Drug costs are soaring. When I started my career, drugs could set you back a mere couple hundred dollars per year. Now, when I look up the prices of exotic medications hawked in direct-to-consumer TV ads, I’m stunned; some cost hundreds of thousands of dollars for a course of therapy, albeit that their true costs are obscured by opaque insurance reimbursement schemes. Nevertheless, medical bankruptcies soar, and Medicare and Medicaid Armageddons loom.
Technology is enabling “moonshot” initiatives like Larry Ellison’s 500 billion dollar “Stargate Project” that promises to vanquish cancer by facilitating deployment of personalized medicine, tailored to each patient’s unique genetic and biopsy characteristics. Innovative immunotherapies indeed have the potential to revolutionize our treatment of cancer, but so far these biologics are extraordinarily pricey, rife with side effects, and achieve only modest survival increments, with rare definitive cures of advanced cancers.
Same thing is happening with Alzheimer’s. Big Pharma is all-in on the “Amyloid Hypothesis”, with plaque-buster drugs of limited efficacy, shouldering aside cheaper, more plausible solutions. My recent podcast episode with investigative journalist Charles Piller, author of “Doctored”, explores corruption and fraud in Alzheimer’s research.

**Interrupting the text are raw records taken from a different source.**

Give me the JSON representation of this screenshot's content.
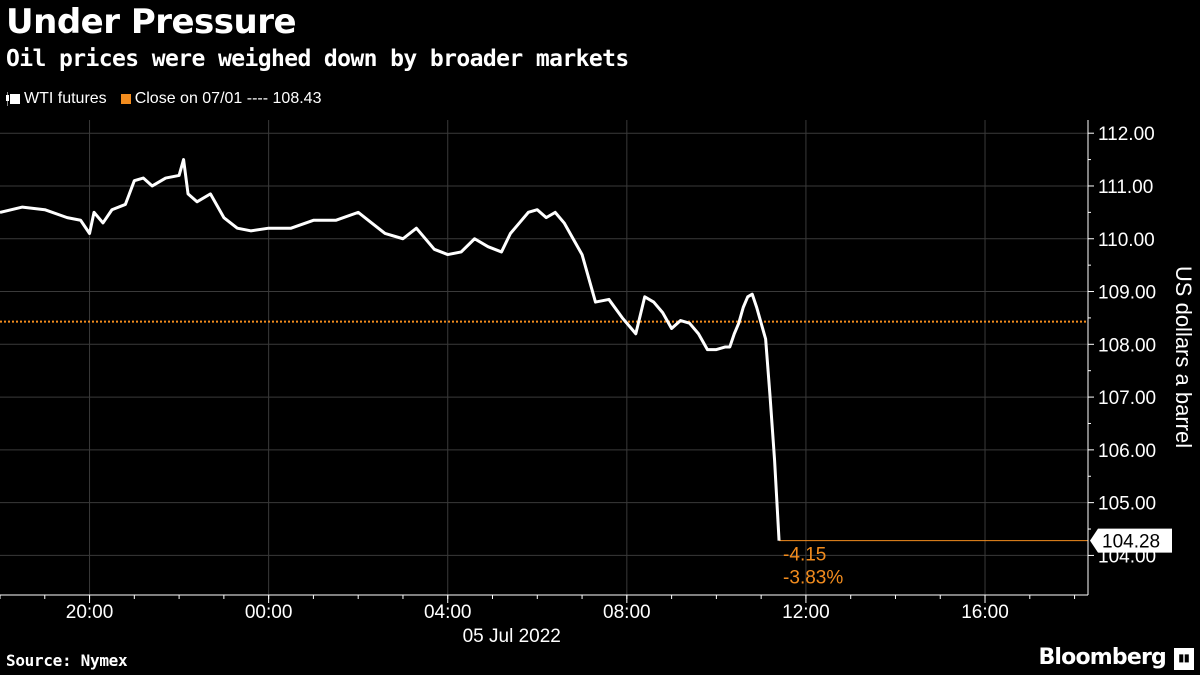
{
  "chart_data": {
    "type": "line",
    "title": "Under Pressure",
    "subtitle": "Oil prices were weighed down by broader markets",
    "ylabel": "US dollars a barrel",
    "xlabel": "05 Jul 2022",
    "ylim": [
      103.25,
      112.25
    ],
    "xlim_hours": [
      18,
      42.3
    ],
    "y_ticks": [
      "112.00",
      "111.00",
      "110.00",
      "109.00",
      "108.00",
      "107.00",
      "106.00",
      "105.00",
      "104.00"
    ],
    "x_ticks": [
      "20:00",
      "00:00",
      "04:00",
      "08:00",
      "12:00",
      "16:00"
    ],
    "legend": {
      "series_label": "WTI futures",
      "close_label": "Close on 07/01 ---- 108.43"
    },
    "close_value": 108.43,
    "last_value_label": "104.28",
    "change_label": "-4.15",
    "change_pct_label": "-3.83%",
    "colors": {
      "series": "#ffffff",
      "close": "#f28c1e",
      "background": "#000000",
      "grid": "#3a3a3a"
    },
    "grid": true,
    "series": [
      {
        "name": "WTI futures",
        "hours": [
          18.0,
          18.5,
          19.0,
          19.5,
          19.8,
          20.0,
          20.1,
          20.3,
          20.5,
          20.8,
          21.0,
          21.2,
          21.4,
          21.7,
          22.0,
          22.1,
          22.2,
          22.4,
          22.7,
          23.0,
          23.3,
          23.6,
          24.0,
          24.5,
          25.0,
          25.5,
          26.0,
          26.3,
          26.6,
          27.0,
          27.3,
          27.7,
          28.0,
          28.3,
          28.6,
          28.9,
          29.2,
          29.4,
          29.6,
          29.8,
          30.0,
          30.2,
          30.4,
          30.6,
          30.8,
          31.0,
          31.3,
          31.6,
          31.9,
          32.2,
          32.4,
          32.6,
          32.8,
          33.0,
          33.2,
          33.4,
          33.6,
          33.8,
          34.0,
          34.2,
          34.3,
          34.4,
          34.5,
          34.6,
          34.7,
          34.8,
          34.9,
          35.0,
          35.1,
          35.2,
          35.3,
          35.4
        ],
        "values": [
          110.5,
          110.6,
          110.55,
          110.4,
          110.35,
          110.1,
          110.5,
          110.3,
          110.55,
          110.65,
          111.1,
          111.15,
          111.0,
          111.15,
          111.2,
          111.5,
          110.85,
          110.7,
          110.85,
          110.4,
          110.2,
          110.15,
          110.2,
          110.2,
          110.35,
          110.35,
          110.5,
          110.3,
          110.1,
          110.0,
          110.2,
          109.8,
          109.7,
          109.75,
          110.0,
          109.85,
          109.75,
          110.1,
          110.3,
          110.5,
          110.55,
          110.4,
          110.5,
          110.3,
          110.0,
          109.7,
          108.8,
          108.85,
          108.5,
          108.2,
          108.9,
          108.8,
          108.6,
          108.3,
          108.45,
          108.4,
          108.2,
          107.9,
          107.9,
          107.95,
          107.95,
          108.2,
          108.4,
          108.7,
          108.9,
          108.95,
          108.7,
          108.4,
          108.1,
          107.0,
          105.8,
          104.28
        ]
      }
    ]
  }
}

Facebook founder’s Chan-Zuckerberg Initiative confidently proclaims:
“Is it possible to cure, prevent or manage all diseases by the end of this century? We think so. In the last 100 years, biomedical science has made tremendous strides in understanding biological systems, advancing human health, and treating disease, but much more can be achieved in the years to come.”

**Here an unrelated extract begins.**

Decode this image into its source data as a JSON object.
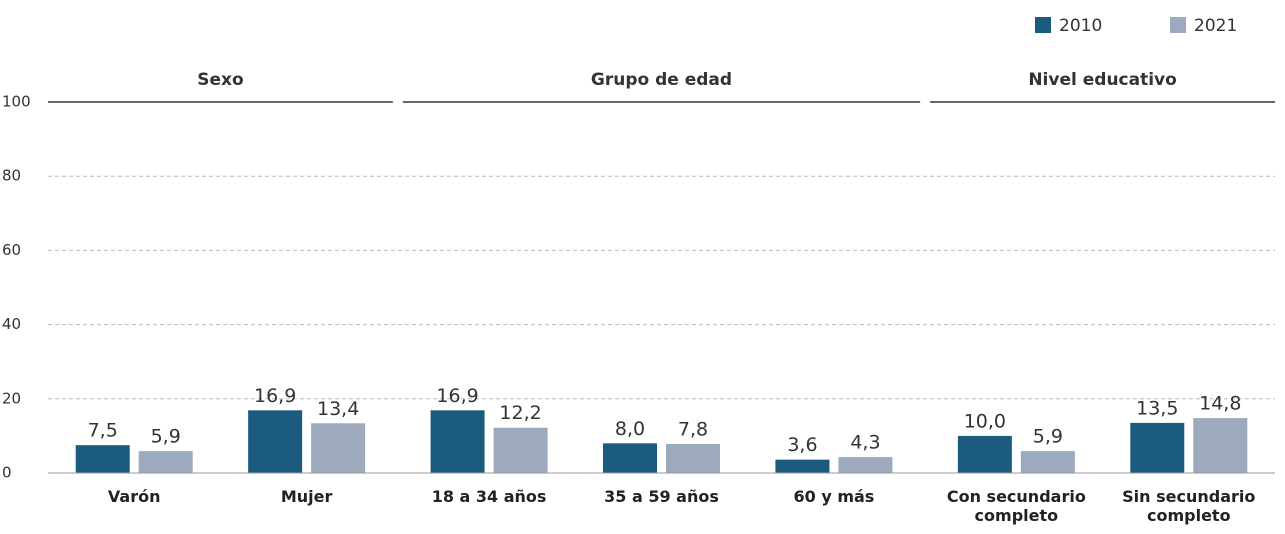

No doubt deployment of tech will provide advances, but . . .
Wouldn’t it be better to invest even a tiny fraction of these huge outlays to investigate root causes of these diseases and implement lifestyle programs to stem their tide?
Meanwhile, researchers found that 72% of office visits in the U.S. involved medication or drug therapy.

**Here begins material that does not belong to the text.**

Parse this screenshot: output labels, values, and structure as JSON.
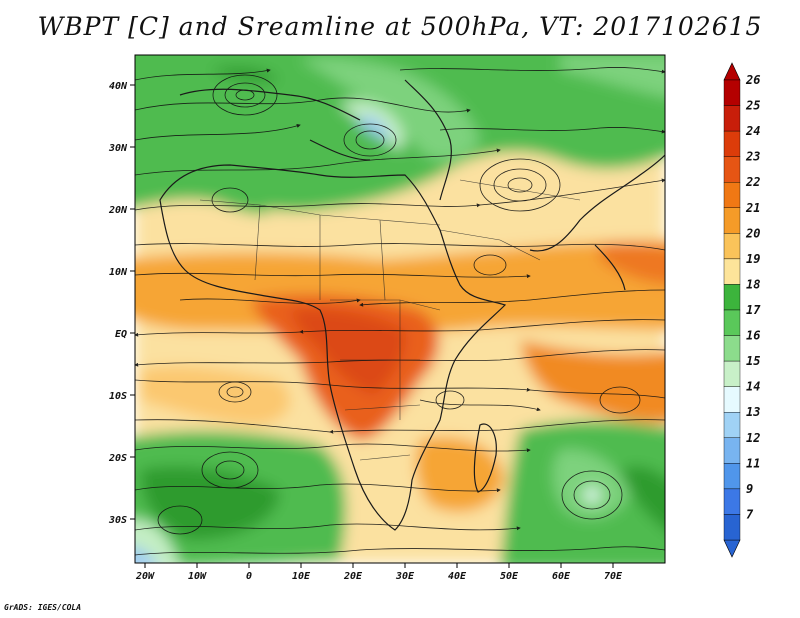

When in 1983 I announced to my mom—the possessor of a mordant sense of humor—that I’d graduated med school, she presented me with a button that said, “Trust me, I’m a doctor!” That gag pin always prompted us to laugh together, but the truth is, it highlights a sad fact:
“Americans’ trust in doctors, hospitals plunged during pandemic, survey suggests”:
A Mass General Hospital study found that, “Trust in US physicians and hospitals fell from 71% to 40% during the COVID-19 pandemic across sociodemographic groups”.
It’s not just the misfires of our public health establishment during COVID that created this disillusionment; it’s the culmination of a long-standing trend. According to a recent review:
“The Harris Poll shows that the share of the public expressing a great deal of confidence in ‘the people in charge of running’ medicine had already fallen from 73 percent in 1966 to 57 percent in 1973, and eventually to 34 percent in 2012.”
Even our media portrayals of doctors have changed. We went from the heroic Drs. Kildare and Ben Casey of our childhoods to the always reasonable and compassionate Dr. Marcus Welby of the 70s to the cynical 21st Century doctors of “Scrubs” and the demented Dr. House and Nurse Jackie.
Into the breech comes a new disruptive administration vowing to radically reform healthcare to “Make America Healthy Again”. I’m hopeful, but wary of the powerful forces arrayed to defend the entrenched status quo. In any event, 2025 will be an interesting year for Intelligent Medicine. I look forward to keeping you informed!